In https://academic.oup.com/blms/article-abstract/20/2/121/266256?redirectedFrom=fulltext Vaughan shows the following bounds for the $L^1$-mean of the exponential sum over primes $$\sqrt x\ll \int _0^1\left |\sum _{n\leq x}\Lambda (n)e(\alpha n)\right |d\alpha \ll \sqrt {x\log x}$$ and further says it's likely to be $\asymp \sqrt {x\log x}$. (Note that by Cauchy-Schwarz the upper bound is trivial so the question is whether the $\sqrt {\log x}$ power is really there).
Question: Is there a heuristic reason why this should be so? Or are there any numerical calculations of it?

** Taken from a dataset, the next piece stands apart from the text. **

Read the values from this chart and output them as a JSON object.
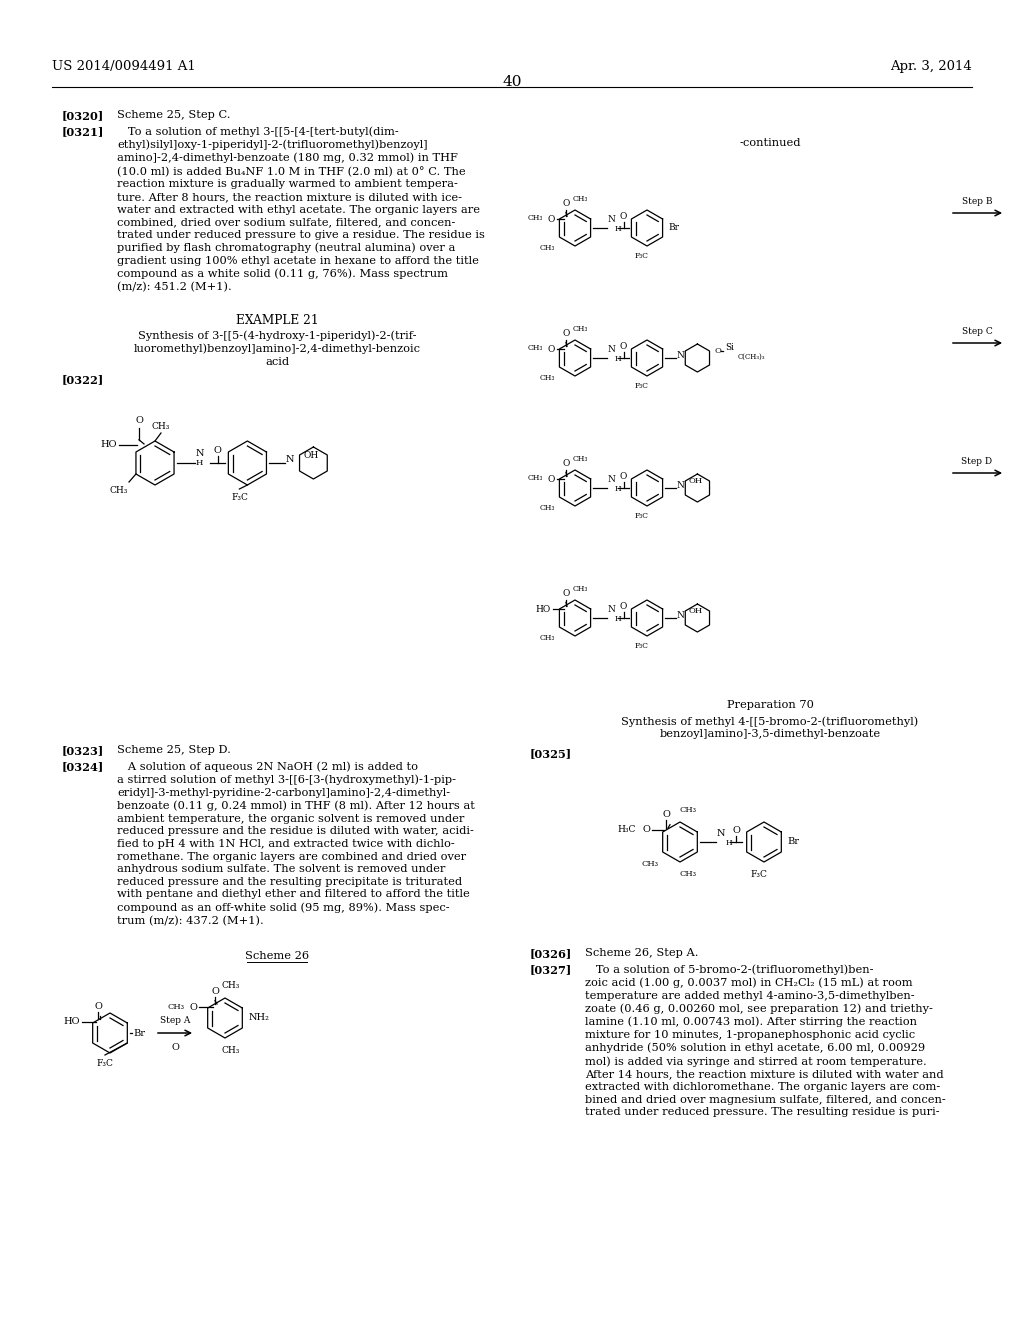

I initially thought it may not be true based on the following reasoning: Replacing $\Lambda (n)$ by $\omega (n)$, we can get the same $\sqrt x$ lower bound whilst the trivial CS bound is $\sqrt x\log \log x$, however I believe I can show that for $\omega (n)$ the sum really is $\asymp \sqrt x$. I guess too optimistically I thought the removing the $\log \log x$ for $\omega (n)$ may amount to removing the $\sqrt {\log x}$ for $\Lambda (n)$. However, there may really be no link between $\omega (n)$ and $\Lambda (n)$ and there's no reason to expect any similarities in behaviour.
I have tried to do some numerical calculations for the sum with $\Lambda (n)$ and it does seem that the true size is indeed $\sqrt {x\log x}$, but I don't want to completely eliminate the possibility of it being smaller based on my (bad) programming skills either.